Well, let me be clear about one thing. I think that the motives of local government officials who are doing this are very high-minded, and we share those goals. We want to do what's best for consumers, for our constituents. And certainly, I don't disagree with the ends. We want to have an open broadband platform. The question is how do we get there? Do we regulate our way there? Or do we allow the marketplace to evolve, and step in when we see tangible abuses?

I much prefer the latter course. When you look at the local jurisdiction, I think it would be chaos if we had a patchwork of different and sometimes inconsistent regulation developing at the local level. If we've learned anything about the Internet over the past five to ten years, it's that it is a national, indeed an international network, and that calls for a national broadband policy. We're engaged in a dialog with a lot of regulators at the local level, and many of them agree with this point of view.

Do you see an open market for broadband into the home as cable, DSL, and wireless become available through multiple providers, or do you see the market adopting competition between the differing technologies?
Competition between the platforms is the way to get there. If we had four or five broadband pipes into every home in America, we wouldn't be having this discussion. And that's where we need to go as a country. I fundamentally believe you're not going to regulate your way there. What you're going to do is give people the incentives to invest, so that you have multiple choices. And that's really my vision of where this marketplace should go.

What's the advantage for the average consumer in speeding up the Internet?
They will be able to participate more meaningfully with the technology. The technology is there--it's just a matter of getting it into consumer's homes. It will mean, for example, that e-commerce will be expedited in the country. And we know that e-commerce represents just a huge boon for our economy. The faster we can get this broadband technology out there, the faster people are going to be able to recognize and use e-commerce in a meaningful way.

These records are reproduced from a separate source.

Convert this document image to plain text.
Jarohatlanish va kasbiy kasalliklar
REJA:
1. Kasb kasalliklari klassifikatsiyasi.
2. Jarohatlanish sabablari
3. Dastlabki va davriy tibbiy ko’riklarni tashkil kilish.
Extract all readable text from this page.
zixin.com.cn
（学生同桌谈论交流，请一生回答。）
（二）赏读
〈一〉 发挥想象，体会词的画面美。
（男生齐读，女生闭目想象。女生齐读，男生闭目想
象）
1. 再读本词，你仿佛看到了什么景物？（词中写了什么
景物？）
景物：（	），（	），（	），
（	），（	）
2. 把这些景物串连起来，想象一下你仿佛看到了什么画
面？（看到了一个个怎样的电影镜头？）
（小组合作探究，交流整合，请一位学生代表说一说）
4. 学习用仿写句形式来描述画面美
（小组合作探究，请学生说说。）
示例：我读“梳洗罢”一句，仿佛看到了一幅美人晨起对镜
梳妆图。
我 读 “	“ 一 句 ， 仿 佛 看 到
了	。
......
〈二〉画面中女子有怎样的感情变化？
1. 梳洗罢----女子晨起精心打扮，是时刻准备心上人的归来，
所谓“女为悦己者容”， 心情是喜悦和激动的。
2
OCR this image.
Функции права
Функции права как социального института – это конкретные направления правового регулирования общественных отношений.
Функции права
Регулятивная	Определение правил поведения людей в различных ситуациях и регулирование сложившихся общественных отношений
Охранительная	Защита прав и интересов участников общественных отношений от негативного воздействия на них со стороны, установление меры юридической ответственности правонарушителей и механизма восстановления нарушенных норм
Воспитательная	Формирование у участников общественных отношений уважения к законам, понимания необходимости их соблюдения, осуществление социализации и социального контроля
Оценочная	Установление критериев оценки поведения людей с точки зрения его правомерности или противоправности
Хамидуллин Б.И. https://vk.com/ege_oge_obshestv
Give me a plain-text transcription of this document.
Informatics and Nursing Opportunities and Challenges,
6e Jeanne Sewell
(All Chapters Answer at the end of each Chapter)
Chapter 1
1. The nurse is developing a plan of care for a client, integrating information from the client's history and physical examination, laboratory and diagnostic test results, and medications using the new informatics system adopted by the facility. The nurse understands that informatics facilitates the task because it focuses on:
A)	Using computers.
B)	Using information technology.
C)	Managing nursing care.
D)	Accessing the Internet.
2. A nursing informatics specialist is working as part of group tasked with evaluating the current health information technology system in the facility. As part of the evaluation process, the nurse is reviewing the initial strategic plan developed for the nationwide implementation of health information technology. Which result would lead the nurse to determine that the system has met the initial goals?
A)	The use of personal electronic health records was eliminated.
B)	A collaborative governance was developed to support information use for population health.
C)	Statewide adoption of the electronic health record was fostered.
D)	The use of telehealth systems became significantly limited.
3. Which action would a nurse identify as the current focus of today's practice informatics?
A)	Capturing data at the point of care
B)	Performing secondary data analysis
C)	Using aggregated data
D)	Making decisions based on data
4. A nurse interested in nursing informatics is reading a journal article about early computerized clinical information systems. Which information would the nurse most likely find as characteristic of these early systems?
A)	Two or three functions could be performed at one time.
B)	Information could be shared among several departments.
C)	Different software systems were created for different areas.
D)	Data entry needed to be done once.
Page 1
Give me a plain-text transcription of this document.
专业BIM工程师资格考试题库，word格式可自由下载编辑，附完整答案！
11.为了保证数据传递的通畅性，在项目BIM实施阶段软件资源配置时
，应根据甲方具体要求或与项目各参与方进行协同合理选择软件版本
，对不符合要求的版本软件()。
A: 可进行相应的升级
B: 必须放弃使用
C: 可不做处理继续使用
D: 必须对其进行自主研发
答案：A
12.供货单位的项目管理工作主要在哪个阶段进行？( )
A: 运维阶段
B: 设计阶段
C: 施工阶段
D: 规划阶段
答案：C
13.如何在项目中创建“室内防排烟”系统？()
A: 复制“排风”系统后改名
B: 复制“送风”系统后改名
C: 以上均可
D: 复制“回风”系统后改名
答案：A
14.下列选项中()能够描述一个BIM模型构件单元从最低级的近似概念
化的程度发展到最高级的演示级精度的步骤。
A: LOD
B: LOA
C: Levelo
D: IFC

Silicon Valley has been fairly resistant to having the government do anything that looks like regulating the Internet. What do you see as the FCC's role in helping to speed the introduction of broadband?
We [recently] released a paper called the Unregulation of the Internet. Basically we looked at the history of government policy toward the Internet over the past 30 years. And the fundamental conclusion of that paper is that, the best thing the government did with respect to the Internet is to adopt a hands-off policy. It allowed the Internet to grow in essentially an unregulated space, and that's been wonderful for consumers because it's created a really robust competitive marketplace.

And, people in government--people in jobs like myself, in Congress, and at the state and local level--we all have to have a sense of humility about this technology. It is going to grow and serve consumers best and fastest, if we realize that we don't know where it's going and the best thing for us to do is keep our hands off it. Let the entrepreneurs and the creative community and the engineers do their jobs and build this wonderful network.

Telephone and cable companies, which are both planning on offering voice, video, and data, have very different regulatory schemes. Should they be put on a level playing field as quickly as possible?
Ultimately we want to get to a level playing field. But you don't necessarily get to a level playing field by trying to impose more regulation. My vision for a broadband future is one in which we have multiple broadband pipes into the home. Not only cable and DSL, but terrestrial wireless, terrestrial broadcast, and satellite. All of these technologies have the potential to bring high-speed data into every home in America. And when we get to that point in our policy, then we don't have to worry about regulating access, because everyone will have multiple choices. But we'll only get there if we create a regulatory environment that promotes investment, and investment quickly.